Many studies have shown that diabetes is associated with a lower risk of developing prostate cancer -- at least in white men -- but the effect of diabetes on outcomes after prostate cancer surgery has not been as clear.
“We found that diabetes was significantly associated with more aggressive disease in obese white men and less aggressive disease for all other subsets of men in our study,” says Stephen Freedland, M.D., associate professor of urology and pathology at the Duke Prostate Center and member of the Urology Section, Veterans Affairs Medical Center in Durham.
Duke researchers have identified neurons in the songbird brain that convey the auditory feedback needed to learn a song.
Their research lays the foundation for improving human speech, for example, in people whose auditory nerves are damaged and who must learn to speak without the benefit of hearing their own voices.

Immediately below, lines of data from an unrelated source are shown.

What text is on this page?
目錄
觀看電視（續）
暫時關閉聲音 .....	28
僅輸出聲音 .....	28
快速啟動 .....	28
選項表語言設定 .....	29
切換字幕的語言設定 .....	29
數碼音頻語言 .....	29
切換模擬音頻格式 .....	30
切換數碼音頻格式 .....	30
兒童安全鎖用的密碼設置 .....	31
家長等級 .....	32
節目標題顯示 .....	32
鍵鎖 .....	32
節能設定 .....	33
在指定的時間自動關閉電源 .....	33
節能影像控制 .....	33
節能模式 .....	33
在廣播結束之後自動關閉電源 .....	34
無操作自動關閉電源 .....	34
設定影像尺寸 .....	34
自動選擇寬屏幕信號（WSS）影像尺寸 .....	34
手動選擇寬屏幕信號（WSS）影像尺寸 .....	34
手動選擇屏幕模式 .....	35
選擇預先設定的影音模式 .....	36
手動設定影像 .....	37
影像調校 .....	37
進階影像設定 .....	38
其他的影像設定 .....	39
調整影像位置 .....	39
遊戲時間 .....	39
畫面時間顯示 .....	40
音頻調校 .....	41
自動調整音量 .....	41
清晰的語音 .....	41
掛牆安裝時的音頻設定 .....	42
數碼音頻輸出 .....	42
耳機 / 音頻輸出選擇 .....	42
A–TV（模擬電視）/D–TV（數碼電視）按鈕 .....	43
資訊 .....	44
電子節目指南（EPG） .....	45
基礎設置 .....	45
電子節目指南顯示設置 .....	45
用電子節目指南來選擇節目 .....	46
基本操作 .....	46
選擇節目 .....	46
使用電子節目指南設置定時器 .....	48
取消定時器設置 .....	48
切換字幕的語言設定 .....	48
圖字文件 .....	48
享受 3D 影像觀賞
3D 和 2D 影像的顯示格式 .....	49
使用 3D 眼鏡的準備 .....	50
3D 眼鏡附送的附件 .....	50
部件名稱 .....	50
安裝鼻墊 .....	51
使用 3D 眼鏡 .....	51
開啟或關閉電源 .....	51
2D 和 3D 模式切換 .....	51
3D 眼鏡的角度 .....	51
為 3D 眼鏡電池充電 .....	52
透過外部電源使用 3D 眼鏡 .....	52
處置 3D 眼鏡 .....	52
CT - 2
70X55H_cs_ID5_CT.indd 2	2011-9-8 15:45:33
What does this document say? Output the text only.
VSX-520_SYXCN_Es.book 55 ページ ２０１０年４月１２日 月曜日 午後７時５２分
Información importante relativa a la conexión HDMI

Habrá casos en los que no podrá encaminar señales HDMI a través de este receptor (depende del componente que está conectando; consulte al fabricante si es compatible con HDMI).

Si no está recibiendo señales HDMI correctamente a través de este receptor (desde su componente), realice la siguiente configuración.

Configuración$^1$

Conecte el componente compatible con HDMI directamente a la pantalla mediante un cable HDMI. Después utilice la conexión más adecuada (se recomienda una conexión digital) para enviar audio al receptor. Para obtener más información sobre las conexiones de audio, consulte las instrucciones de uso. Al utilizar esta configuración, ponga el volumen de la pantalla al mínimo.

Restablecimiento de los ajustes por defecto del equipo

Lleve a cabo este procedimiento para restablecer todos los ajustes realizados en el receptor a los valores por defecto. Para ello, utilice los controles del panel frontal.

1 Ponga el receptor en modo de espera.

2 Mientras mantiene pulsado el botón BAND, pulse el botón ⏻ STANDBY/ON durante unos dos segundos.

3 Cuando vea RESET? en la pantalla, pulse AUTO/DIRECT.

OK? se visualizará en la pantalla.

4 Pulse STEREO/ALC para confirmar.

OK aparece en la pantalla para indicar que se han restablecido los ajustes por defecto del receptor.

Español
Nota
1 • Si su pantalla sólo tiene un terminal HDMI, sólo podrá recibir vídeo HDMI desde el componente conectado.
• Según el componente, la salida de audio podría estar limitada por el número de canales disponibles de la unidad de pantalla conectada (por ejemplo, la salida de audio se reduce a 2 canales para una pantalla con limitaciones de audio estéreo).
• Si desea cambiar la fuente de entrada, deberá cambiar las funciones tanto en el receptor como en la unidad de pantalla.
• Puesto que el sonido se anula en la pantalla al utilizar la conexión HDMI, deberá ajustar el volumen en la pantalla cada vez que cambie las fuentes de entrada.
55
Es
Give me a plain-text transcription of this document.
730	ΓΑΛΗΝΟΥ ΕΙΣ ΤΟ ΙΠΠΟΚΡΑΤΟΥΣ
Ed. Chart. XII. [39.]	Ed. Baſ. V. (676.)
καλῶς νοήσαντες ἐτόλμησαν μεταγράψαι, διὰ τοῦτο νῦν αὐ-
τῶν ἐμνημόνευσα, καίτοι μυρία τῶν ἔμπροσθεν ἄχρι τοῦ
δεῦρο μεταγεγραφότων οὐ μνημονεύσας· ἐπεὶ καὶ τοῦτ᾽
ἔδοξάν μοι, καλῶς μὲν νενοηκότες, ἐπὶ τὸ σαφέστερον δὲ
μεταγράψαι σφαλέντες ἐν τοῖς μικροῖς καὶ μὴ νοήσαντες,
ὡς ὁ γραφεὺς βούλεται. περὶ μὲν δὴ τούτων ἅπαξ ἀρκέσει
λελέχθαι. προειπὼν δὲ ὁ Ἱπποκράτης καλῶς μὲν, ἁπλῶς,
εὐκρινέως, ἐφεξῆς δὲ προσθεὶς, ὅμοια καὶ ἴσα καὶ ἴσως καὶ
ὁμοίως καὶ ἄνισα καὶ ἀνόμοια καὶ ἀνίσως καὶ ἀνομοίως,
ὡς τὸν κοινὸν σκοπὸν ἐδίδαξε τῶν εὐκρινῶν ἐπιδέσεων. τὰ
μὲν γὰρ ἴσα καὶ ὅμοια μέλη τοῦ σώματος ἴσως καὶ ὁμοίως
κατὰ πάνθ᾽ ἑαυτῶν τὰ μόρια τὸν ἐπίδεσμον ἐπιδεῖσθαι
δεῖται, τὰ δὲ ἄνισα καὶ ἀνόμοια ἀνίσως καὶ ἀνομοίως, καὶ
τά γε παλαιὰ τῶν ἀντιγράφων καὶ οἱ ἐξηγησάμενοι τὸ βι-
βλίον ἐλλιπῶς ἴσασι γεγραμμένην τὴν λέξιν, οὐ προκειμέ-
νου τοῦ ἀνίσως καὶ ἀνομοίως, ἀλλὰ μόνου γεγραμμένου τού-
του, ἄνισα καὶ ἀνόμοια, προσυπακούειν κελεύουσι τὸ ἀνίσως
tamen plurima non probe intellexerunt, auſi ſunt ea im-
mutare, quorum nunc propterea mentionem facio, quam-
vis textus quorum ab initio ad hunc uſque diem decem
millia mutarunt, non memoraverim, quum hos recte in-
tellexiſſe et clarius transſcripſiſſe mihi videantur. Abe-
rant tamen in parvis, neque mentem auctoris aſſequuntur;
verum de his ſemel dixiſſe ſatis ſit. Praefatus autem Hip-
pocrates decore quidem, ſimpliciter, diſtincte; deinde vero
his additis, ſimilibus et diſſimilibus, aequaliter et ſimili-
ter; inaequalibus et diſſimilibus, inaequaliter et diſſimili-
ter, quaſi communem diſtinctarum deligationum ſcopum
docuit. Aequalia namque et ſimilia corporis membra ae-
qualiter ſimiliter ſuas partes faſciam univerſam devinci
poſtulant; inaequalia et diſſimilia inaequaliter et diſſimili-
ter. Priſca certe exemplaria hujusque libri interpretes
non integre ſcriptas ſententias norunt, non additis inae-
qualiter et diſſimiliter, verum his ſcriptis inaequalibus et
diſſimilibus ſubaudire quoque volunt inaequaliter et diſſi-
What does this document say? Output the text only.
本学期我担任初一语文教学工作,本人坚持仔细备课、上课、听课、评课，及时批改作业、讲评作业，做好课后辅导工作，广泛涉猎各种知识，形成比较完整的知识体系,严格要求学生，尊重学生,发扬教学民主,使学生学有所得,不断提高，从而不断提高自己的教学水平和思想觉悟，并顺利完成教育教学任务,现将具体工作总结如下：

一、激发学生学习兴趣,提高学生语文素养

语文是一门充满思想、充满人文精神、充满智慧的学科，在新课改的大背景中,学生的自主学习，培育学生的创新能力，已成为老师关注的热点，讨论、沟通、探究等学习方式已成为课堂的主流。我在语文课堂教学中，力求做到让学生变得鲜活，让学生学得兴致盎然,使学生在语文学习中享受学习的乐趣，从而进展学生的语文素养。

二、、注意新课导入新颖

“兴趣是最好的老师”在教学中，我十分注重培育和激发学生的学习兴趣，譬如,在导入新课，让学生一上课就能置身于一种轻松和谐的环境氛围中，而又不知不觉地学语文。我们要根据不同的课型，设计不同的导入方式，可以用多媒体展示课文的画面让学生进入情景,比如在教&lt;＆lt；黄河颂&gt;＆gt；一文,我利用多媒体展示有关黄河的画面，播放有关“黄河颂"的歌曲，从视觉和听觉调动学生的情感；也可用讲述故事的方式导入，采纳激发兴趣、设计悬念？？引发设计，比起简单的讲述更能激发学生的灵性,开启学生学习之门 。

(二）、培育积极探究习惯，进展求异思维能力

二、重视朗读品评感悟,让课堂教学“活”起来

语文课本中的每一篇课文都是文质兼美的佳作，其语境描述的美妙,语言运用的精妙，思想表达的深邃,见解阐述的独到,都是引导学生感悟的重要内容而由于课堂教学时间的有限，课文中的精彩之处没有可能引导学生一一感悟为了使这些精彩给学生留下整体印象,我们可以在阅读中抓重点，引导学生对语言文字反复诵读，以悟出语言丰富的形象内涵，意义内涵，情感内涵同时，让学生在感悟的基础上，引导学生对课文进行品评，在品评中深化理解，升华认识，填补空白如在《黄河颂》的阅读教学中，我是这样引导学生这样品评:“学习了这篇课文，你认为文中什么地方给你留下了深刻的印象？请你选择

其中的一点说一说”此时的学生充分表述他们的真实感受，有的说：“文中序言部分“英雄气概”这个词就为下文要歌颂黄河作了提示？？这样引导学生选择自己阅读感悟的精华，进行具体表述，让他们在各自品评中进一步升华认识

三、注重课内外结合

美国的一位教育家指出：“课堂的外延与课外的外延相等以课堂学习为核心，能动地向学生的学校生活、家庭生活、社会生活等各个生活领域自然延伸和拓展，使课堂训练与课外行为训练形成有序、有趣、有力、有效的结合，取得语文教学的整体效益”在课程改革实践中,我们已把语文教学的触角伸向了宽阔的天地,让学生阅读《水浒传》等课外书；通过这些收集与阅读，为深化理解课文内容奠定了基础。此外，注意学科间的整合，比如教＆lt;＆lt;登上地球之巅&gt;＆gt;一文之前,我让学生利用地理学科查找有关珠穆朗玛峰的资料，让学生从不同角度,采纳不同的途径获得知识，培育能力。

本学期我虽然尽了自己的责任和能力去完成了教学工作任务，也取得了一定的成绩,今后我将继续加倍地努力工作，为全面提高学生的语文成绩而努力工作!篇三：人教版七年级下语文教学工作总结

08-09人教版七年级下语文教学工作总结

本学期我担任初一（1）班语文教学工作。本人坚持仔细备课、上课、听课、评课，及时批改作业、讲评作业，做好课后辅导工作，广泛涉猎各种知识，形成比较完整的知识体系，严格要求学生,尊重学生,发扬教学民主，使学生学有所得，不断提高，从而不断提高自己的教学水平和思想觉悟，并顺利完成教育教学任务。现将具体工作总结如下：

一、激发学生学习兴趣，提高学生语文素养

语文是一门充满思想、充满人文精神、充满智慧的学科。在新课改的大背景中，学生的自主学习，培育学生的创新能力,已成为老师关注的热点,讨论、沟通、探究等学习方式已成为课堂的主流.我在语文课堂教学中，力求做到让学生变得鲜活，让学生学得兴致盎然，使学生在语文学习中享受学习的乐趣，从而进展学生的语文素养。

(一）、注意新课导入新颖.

“This work is the first study to identify an auditory feedback pathway in the brain that is harnessed for learned vocal control,” said Richard Mooney, Ph.D., Duke professor of neurobiology and senior author of the study. The researchers also devised an elegant way to carefully alter the activity of these neurons to prove that they interact with the motor networks that control singing.
Compounds that help protect nerve cells discovered by Duke team
A team led by Dennis J. Thiele, Ph.D., Professor of Pharmacology and Cancer Biology has found some compounds that improve a cell's ability to properly "fold" proteins and could lead to promising drugs for degenerative nerve diseases, including Huntington’s disease, Alzheimer’s disease and Parkinson’s disease.
Misfolded proteins neurons are a common factor in all of these diseases. The Duke team has identified many new chemicals that activate a master regulator to increase the supply of “protein chaperone” molecules that help fold proteins properly.